Oder waren es Nummern? Telefonnummern? Oder Quersummen?

Ich kaufte weiter ein: Pizza, Joghurt, Pizza, Joghurt... Und war schon bei nutzloseren Gedanken. Und hatte sie schon fast vergessen. Lebe ja nicht für die Bedürfnisse anderer. Leben halt in einer schnellebigen Zeit...

...da traf ich Neurose 5 im letzten Gang wieder. Bei den OB's. Den unechten. Und bei aller Liebe, kein Grund, sich zu schämen: Die mit normaler Stärke.

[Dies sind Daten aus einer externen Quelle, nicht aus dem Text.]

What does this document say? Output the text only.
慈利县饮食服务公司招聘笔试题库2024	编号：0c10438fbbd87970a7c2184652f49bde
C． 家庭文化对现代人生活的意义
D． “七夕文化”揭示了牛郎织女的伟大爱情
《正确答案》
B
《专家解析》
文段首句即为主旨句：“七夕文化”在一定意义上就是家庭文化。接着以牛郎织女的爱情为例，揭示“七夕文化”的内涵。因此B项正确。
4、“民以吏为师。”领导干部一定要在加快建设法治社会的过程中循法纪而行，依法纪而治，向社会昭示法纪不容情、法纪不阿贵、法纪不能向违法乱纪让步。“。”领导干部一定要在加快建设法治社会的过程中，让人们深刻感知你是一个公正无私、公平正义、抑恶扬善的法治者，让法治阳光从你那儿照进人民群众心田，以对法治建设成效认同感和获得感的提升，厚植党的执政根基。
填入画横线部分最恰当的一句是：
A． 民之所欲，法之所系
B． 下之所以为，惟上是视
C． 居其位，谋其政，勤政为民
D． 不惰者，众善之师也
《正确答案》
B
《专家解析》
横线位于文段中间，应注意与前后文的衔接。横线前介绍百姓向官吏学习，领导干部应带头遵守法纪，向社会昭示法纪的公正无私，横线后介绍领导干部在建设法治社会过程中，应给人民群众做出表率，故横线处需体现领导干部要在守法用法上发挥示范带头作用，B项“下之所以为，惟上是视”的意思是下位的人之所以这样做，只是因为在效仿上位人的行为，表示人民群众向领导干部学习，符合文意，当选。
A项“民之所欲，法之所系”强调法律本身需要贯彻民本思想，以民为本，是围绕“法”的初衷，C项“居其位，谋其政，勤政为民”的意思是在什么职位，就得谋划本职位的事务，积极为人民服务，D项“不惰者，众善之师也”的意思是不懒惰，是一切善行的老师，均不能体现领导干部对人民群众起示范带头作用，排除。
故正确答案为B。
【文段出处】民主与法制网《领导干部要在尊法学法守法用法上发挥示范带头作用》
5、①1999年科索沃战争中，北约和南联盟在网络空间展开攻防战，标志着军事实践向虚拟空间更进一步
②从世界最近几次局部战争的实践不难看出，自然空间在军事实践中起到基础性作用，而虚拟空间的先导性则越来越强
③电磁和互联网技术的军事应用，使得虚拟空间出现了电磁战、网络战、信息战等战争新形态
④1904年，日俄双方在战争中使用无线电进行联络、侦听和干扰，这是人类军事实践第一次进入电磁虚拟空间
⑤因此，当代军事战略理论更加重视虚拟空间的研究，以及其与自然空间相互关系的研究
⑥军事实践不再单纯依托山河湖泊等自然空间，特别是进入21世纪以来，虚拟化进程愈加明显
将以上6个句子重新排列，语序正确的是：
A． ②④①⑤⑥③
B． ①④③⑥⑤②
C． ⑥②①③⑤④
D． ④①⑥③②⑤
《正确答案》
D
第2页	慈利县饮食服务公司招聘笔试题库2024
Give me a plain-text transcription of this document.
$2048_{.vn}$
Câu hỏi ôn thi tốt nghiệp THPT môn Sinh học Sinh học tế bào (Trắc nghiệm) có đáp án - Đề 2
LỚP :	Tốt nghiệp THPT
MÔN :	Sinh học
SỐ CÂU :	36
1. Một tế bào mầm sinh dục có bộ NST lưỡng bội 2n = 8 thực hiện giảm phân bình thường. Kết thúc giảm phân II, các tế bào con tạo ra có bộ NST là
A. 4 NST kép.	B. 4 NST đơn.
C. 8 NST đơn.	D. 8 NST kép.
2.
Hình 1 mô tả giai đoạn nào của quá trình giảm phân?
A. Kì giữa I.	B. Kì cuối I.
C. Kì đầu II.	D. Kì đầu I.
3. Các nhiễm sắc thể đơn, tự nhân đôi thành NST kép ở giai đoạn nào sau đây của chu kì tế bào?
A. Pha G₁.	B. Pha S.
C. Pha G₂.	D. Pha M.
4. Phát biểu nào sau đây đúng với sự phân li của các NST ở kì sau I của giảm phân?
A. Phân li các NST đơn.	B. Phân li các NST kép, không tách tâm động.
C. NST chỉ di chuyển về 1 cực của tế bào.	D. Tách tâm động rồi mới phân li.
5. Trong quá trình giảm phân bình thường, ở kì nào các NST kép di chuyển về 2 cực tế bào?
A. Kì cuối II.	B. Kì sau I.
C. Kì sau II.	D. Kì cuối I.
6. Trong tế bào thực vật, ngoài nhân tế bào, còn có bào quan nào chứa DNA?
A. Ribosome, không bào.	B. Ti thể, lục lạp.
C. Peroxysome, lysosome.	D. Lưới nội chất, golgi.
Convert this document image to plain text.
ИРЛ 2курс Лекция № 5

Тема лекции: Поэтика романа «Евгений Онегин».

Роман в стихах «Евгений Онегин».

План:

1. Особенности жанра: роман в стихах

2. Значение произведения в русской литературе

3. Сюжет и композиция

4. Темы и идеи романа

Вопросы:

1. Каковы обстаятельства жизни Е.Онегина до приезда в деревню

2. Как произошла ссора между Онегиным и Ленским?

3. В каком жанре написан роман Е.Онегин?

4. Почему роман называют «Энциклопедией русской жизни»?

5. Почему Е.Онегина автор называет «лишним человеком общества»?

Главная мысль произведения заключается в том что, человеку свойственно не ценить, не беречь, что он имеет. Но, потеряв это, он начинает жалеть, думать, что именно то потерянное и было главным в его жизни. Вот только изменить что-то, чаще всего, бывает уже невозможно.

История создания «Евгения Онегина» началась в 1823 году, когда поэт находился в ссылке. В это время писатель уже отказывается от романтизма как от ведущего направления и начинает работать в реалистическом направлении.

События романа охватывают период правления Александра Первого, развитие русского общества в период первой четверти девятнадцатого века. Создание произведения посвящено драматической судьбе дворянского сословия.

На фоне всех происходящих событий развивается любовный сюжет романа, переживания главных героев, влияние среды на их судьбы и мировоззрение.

Und als ob ich es ahnte, nahm sie mir dort ein Versprechen von den Lippen ab, nicht zu widersprechen, als sie durch den Munde Kunde tat:

„Ich will Dich schmecken. Aber schließe Deine Augen. Kann nur, wenn keiner guckt.“

Und dann küßte sie mich mit harten Schüben und prüfte mit der Zunge nach...

Und sagte, als sie meinen Sabber zu Ende schmeckte:

Mmmhh... Weißt Du was, Hase? Verpiß' Dich einfach. Du schmeckst zu sehr nach Nähe.“

Nun ist sie weg. Ganz und gar. Ich habe sie verloren. Bei Aldi. Bei den OB's. Den unechten.
Kein Grund, sich zu schämen.

Auch wenn ich es nicht zugeben mag:

Neurose 5, sie fehlt.


Sie war die liebste meiner Neurosen.